Liability of Members
The liability of the members of a company depends upon the kind of company incorporated (company limited by shares, company limited by guarantee, etc). The liability of a company is its own and not of its members. For example, in a company limited by shares, the liability of the members is limited up to the value of shares that they hold. No additional capital contribution towards the company is required.
CASE: RE APPLICATION BY YEE YUT EE (1978) 2 MLJ 142
Yee was the company secretary of Trans-Market Research Pte Ltd which was a wholly-owned subsidiary of an American company. When the company retrenched the staff, a dispute arose with respect to the retrenchment benefits. The Industrial Arbitration Court granted an award against the company even though the company was absent from the proceedings. Meanwhile, the company appointed Yee as a director. The company did not comply with the Arbitration award. The award held Yee to be personally liable since he was a director. The High Court of Singapore decided that a director is not liable for any debts of the company and would only be liable in case of breach of his duties or any fraud that he or she commits.
Thus, the company cannot hold its members liable for any debt that occurs in the company.
Ability to Sue and Be Sued
The company is capable of suing and can also be sued in its name. The company can sue with respect to any of its rights or duties. For example, if a company enters into a contract, the company owns all rights in the contract against the other party.
In case of breach of duties by a director, the company can enforce its rights against its directors.
CASE: FOSS V HARBOTTLE (1843) 2 HARE 461
Two shareholders of a company (Victoria Park Company) initiated an action against the directors and other officers of the company.
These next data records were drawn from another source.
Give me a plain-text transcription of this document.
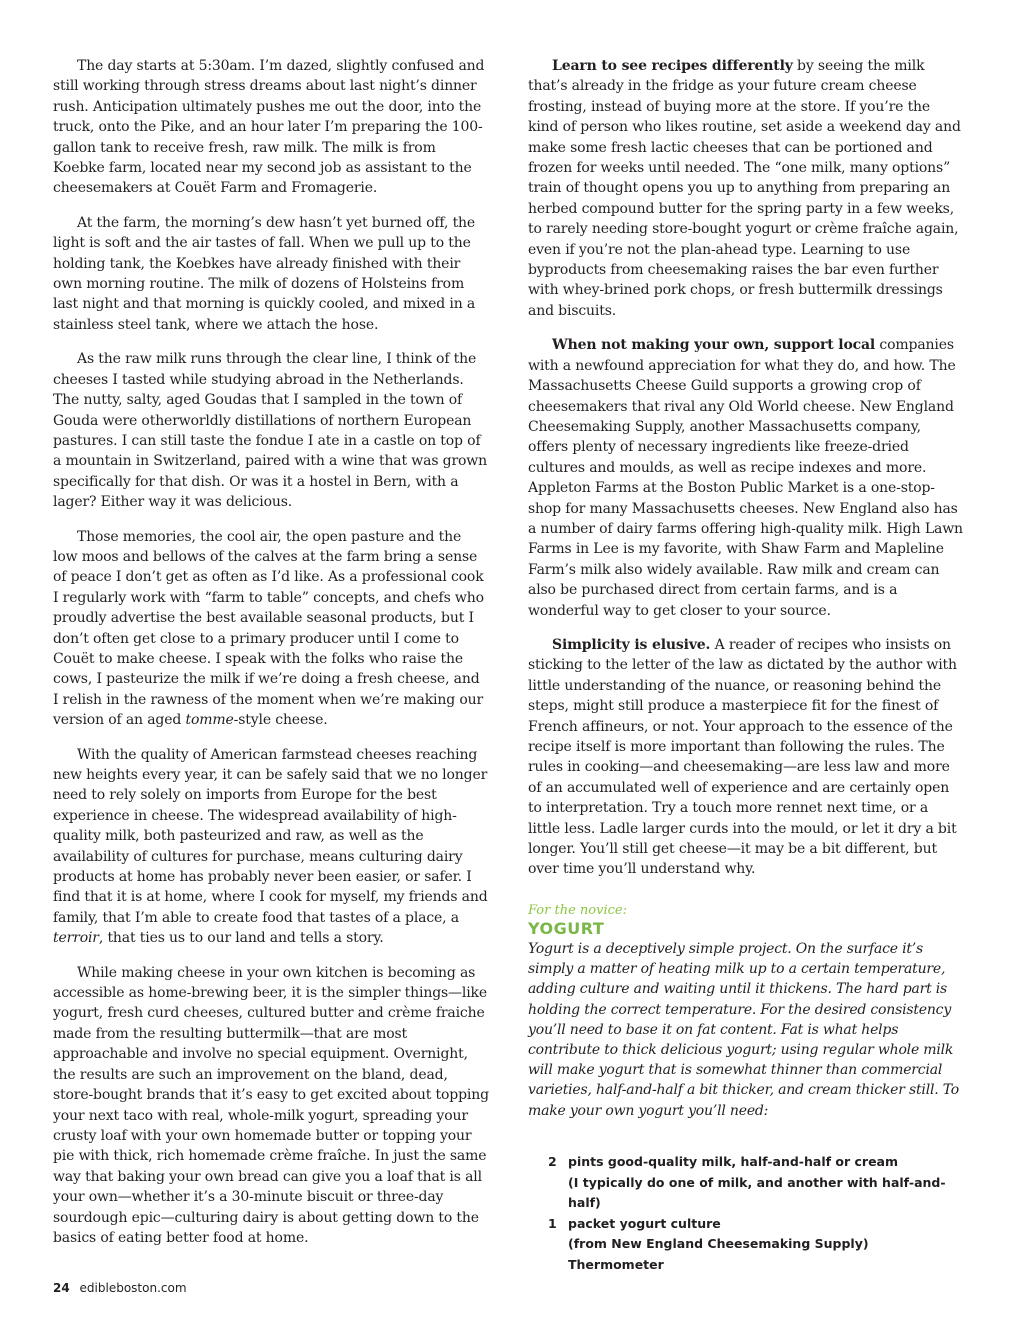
The day starts at 5:30am. I’m dazed, slightly confused and still working through stress dreams about last night’s dinner rush. Anticipation ultimately pushes me out the door, into the truck, onto the Pike, and an hour later I’m preparing the 100-gallon tank to receive fresh, raw milk. The milk is from Koebke farm, located near my second job as assistant to the cheesemakers at Couët Farm and Fromagerie.

At the farm, the morning’s dew hasn’t yet burned off, the light is soft and the air tastes of fall. When we pull up to the holding tank, the Koebkes have already finished with their own morning routine. The milk of dozens of Holsteins from last night and that morning is quickly cooled, and mixed in a stainless steel tank, where we attach the hose.

As the raw milk runs through the clear line, I think of the cheeses I tasted while studying abroad in the Netherlands. The nutty, salty, aged Goudas that I sampled in the town of Gouda were otherworldly distillations of northern European pastures. I can still taste the fondue I ate in a castle on top of a mountain in Switzerland, paired with a wine that was grown specifically for that dish. Or was it a hostel in Bern, with a lager? Either way it was delicious.

Those memories, the cool air, the open pasture and the low moos and bellows of the calves at the farm bring a sense of peace I don’t get as often as I’d like. As a professional cook I regularly work with “farm to table” concepts, and chefs who proudly advertise the best available seasonal products, but I don’t often get close to a primary producer until I come to Couët to make cheese. I speak with the folks who raise the cows, I pasteurize the milk if we’re doing a fresh cheese, and I relish in the rawness of the moment when we’re making our version of an aged tomme-style cheese.

With the quality of American farmstead cheeses reaching new heights every year, it can be safely said that we no longer need to rely solely on imports from Europe for the best experience in cheese. The widespread availability of high-quality milk, both pasteurized and raw, as well as the availability of cultures for purchase, means culturing dairy products at home has probably never been easier, or safer. I find that it is at home, where I cook for myself, my friends and family, that I’m able to create food that tastes of a place, a terroir, that ties us to our land and tells a story.

While making cheese in your own kitchen is becoming as accessible as home-brewing beer, it is the simpler things—like yogurt, fresh curd cheeses, cultured butter and crème fraiche made from the resulting buttermilk—that are most approachable and involve no special equipment. Overnight, the results are such an improvement on the bland, dead, store-bought brands that it’s easy to get excited about topping your next taco with real, whole-milk yogurt, spreading your crusty loaf with your own homemade butter or topping your pie with thick, rich homemade crème fraîche. In just the same way that baking your own bread can give you a loaf that is all your own—whether it’s a 30-minute biscuit or three-day sourdough epic—culturing dairy is about getting down to the basics of eating better food at home.

Learn to see recipes differently by seeing the milk that’s already in the fridge as your future cream cheese frosting, instead of buying more at the store. If you’re the kind of person who likes routine, set aside a weekend day and make some fresh lactic cheeses that can be portioned and frozen for weeks until needed. The “one milk, many options” train of thought opens you up to anything from preparing an herbed compound butter for the spring party in a few weeks, to rarely needing store-bought yogurt or crème fraîche again, even if you’re not the plan-ahead type. Learning to use byproducts from cheesemaking raises the bar even further with whey-brined pork chops, or fresh buttermilk dressings and biscuits.

When not making your own, support local companies with a newfound appreciation for what they do, and how. The Massachusetts Cheese Guild supports a growing crop of cheesemakers that rival any Old World cheese. New England Cheesemaking Supply, another Massachusetts company, offers plenty of necessary ingredients like freeze-dried cultures and moulds, as well as recipe indexes and more. Appleton Farms at the Boston Public Market is a one-stop-shop for many Massachusetts cheeses. New England also has a number of dairy farms offering high-quality milk. High Lawn Farms in Lee is my favorite, with Shaw Farm and Mapleline Farm’s milk also widely available. Raw milk and cream can also be purchased direct from certain farms, and is a wonderful way to get closer to your source.

Simplicity is elusive. A reader of recipes who insists on sticking to the letter of the law as dictated by the author with little understanding of the nuance, or reasoning behind the steps, might still produce a masterpiece fit for the finest of French affineurs, or not. Your approach to the essence of the recipe itself is more important than following the rules. The rules in cooking—and cheesemaking—are less law and more of an accumulated well of experience and are certainly open to interpretation. Try a touch more rennet next time, or a little less. Ladle larger curds into the mould, or let it dry a bit longer. You’ll still get cheese—it may be a bit different, but over time you’ll understand why.

For the novice:
YOGURT

Yogurt is a deceptively simple project. On the surface it’s simply a matter of heating milk up to a certain temperature, adding culture and waiting until it thickens. The hard part is holding the correct temperature. For the desired consistency you’ll need to base it on fat content. Fat is what helps contribute to thick delicious yogurt; using regular whole milk will make yogurt that is somewhat thinner than commercial varieties, half-and-half a bit thicker, and cream thicker still. To make your own yogurt you’ll need:

2 pints good-quality milk, half-and-half or cream
(I typically do one of milk, and another with half-and-half)
1 packet yogurt culture
(from New England Cheesemaking Supply)
Thermometer
24 edibleboston.com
The action was due to improper use of the company property. The court was of the view that the injury caused in this case was to the company and the company therefore has the standing to sue.
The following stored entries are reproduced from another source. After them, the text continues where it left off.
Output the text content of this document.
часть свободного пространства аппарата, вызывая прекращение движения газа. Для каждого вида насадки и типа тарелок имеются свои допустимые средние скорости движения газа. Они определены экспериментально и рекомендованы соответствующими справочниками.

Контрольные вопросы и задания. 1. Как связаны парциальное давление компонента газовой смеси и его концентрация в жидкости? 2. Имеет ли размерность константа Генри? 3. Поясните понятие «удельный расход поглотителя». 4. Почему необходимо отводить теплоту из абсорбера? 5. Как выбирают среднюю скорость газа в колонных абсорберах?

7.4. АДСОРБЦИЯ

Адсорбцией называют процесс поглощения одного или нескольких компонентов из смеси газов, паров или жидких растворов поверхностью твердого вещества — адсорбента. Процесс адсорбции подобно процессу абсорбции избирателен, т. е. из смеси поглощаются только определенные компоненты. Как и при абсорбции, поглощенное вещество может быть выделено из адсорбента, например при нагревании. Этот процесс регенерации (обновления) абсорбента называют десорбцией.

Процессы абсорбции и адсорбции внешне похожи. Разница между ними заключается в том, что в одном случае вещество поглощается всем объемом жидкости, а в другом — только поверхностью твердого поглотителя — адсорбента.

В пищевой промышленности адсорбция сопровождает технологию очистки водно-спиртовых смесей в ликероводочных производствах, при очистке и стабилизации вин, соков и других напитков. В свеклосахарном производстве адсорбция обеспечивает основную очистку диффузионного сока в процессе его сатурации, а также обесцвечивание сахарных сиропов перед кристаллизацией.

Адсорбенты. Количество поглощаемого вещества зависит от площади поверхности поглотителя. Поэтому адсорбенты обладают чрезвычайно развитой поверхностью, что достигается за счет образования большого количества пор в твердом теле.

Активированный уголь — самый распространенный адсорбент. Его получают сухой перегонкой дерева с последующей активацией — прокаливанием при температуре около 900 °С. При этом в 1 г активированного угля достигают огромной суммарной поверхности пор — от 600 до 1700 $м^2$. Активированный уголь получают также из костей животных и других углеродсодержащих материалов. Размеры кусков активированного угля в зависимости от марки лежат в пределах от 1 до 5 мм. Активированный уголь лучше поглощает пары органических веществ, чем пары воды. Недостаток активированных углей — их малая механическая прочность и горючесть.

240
Thus, the members and the company are not the same.
Perpetual Succession
Perpetual succession refers to the continuous existence of a company. The company is immortal and the legal existence of the company is separate from the owner. In comparison to other business structures, the company is entitled to a continuous life. For example, in the case of a partnership firm, the incapacity or death of the partners affects its continuity. On incorporation, the company acquires an independent status separate from the lives of the members who constitute it.
A company continues to exist unless it is properly wound up or struck off the register as per the Company law provisions. The company survives even if all its members die. The status of the company is “perpetual”. There is no effect on the company either by the:
Death or
Insolvency of its members.
CASE: RE NOEL TEDMAN HOLDINGS PTY LTD (1967) QDR 561
In this case, a husband and wife were the only shareholders and directors of the company. Both of them died in an accident and were survived by their infant child. In spite of their death, the company was still in existence as per the law. According to the Articles, the directors had to approve the transfer of their shares. Since there were no directors, the court decided to appoint new directors. However, members were required to vote for their appointment and the company had no members. The court then decided to allow personal representatives of the deceased to appoint new directors that could assent on the transfer of the shares.
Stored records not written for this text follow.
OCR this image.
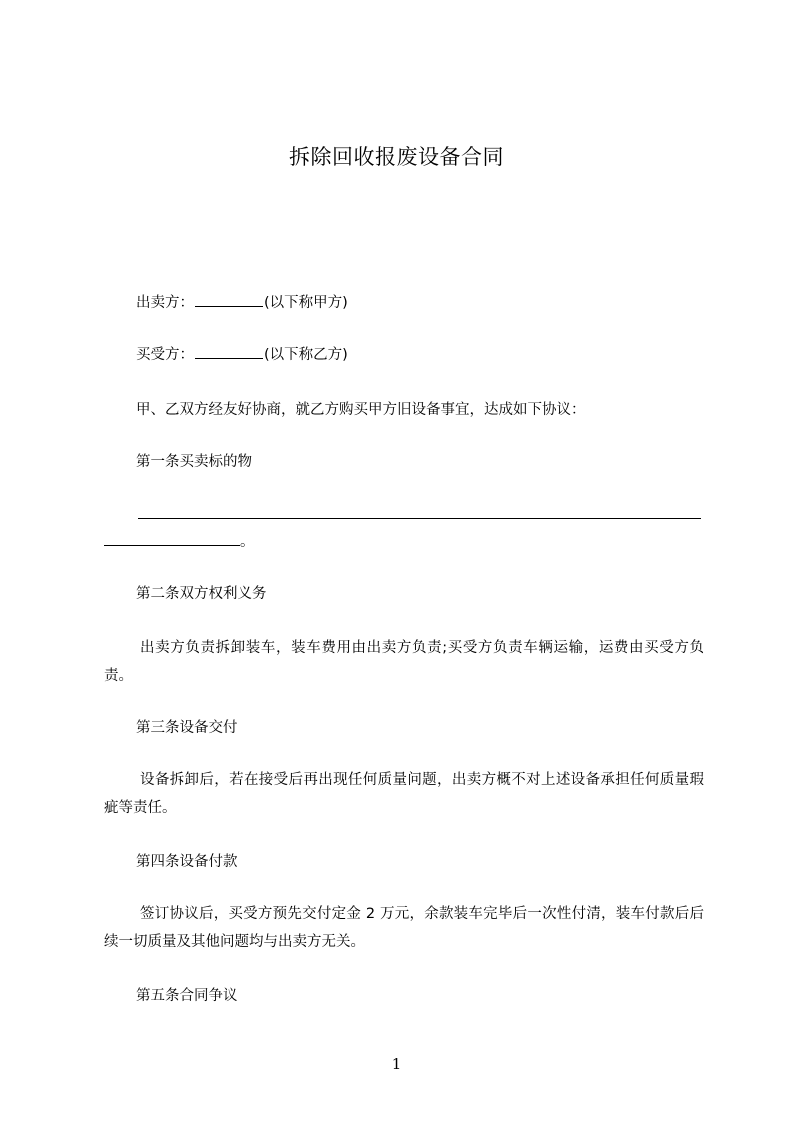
拆除回收报废设备合同
出卖方：	(以下称甲方)
买受方：	(以下称乙方)
甲、乙双方经友好协商，就乙方购买甲方旧设备事宜，达成如下协议：
第一条买卖标的物
。
第二条双方权利义务
出卖方负责拆卸装车，装车费用由出卖方负责;买受方负责车辆运输，运费由买受方负责。
第三条设备交付
设备拆卸后，若在接受后再出现任何质量问题，出卖方概不对上述设备承担任何质量瑕疵等责任。
第四条设备付款
签订协议后，买受方预先交付定金 2 万元，余款装车完毕后一次性付清，装车付款后后续一切质量及其他问题均与出卖方无关。
第五条合同争议
1
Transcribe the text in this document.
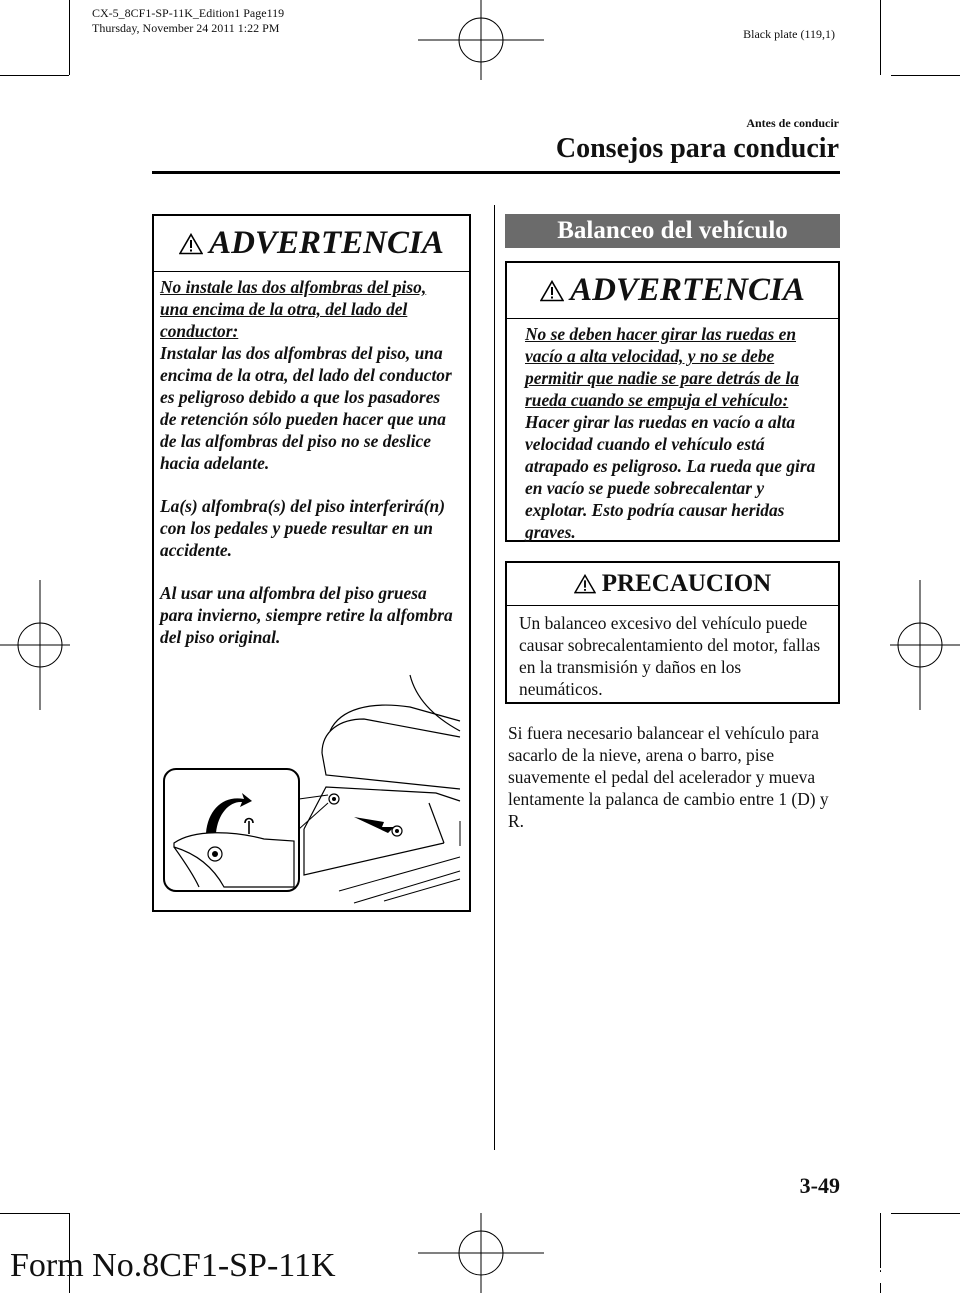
CX-5_8CF1-SP-11K_Edition1 Page119
Thursday, November 24 2011 1:22 PM	Black plate (119,1)
Antes de conducir
Consejos para conducir
ADVERTENCIA
No instale las dos alfombras del piso, una encima de la otra, del lado del conductor:
Instalar las dos alfombras del piso, una encima de la otra, del lado del conductor es peligroso debido a que los pasadores de retención sólo pueden hacer que una de las alfombras del piso no se deslice hacia adelante.
La(s) alfombra(s) del piso interferirá(n) con los pedales y puede resultar en un accidente.
Al usar una alfombra del piso gruesa para invierno, siempre retire la alfombra del piso original.
Balanceo del vehículo
ADVERTENCIA
No se deben hacer girar las ruedas en vacío a alta velocidad, y no se debe permitir que nadie se pare detrás de la rueda cuando se empuja el vehículo:
Hacer girar las ruedas en vacío a alta velocidad cuando el vehículo está atrapado es peligroso. La rueda que gira en vacío se puede sobrecalentar y explotar. Esto podría causar heridas graves.
PRECAUCION
Un balanceo excesivo del vehículo puede causar sobrecalentamiento del motor, fallas en la transmisión y daños en los neumáticos.
Si fuera necesario balancear el vehículo para sacarlo de la nieve, arena o barro, pise suavemente el pedal del acelerador y mueva lentamente la palanca de cambio entre 1 (D) y R.
3-49
Form No.8CF1-SP-11K	carmanualsonline.info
This case clarifies that even in case of death of all the members of the company, the company will still exist. The perpetual existence of the company contributes to the company’s stability as well as long life.
Conclusion
A company will come into existence on registration under the Company Law in Singapore. The company law treats a corporation as a “person” and it has rights and obligations as a separate person, distinct from its members. When deciding to start up a business in Singapore, it is essential to understand the different types of structures and the rights and duties each bestow.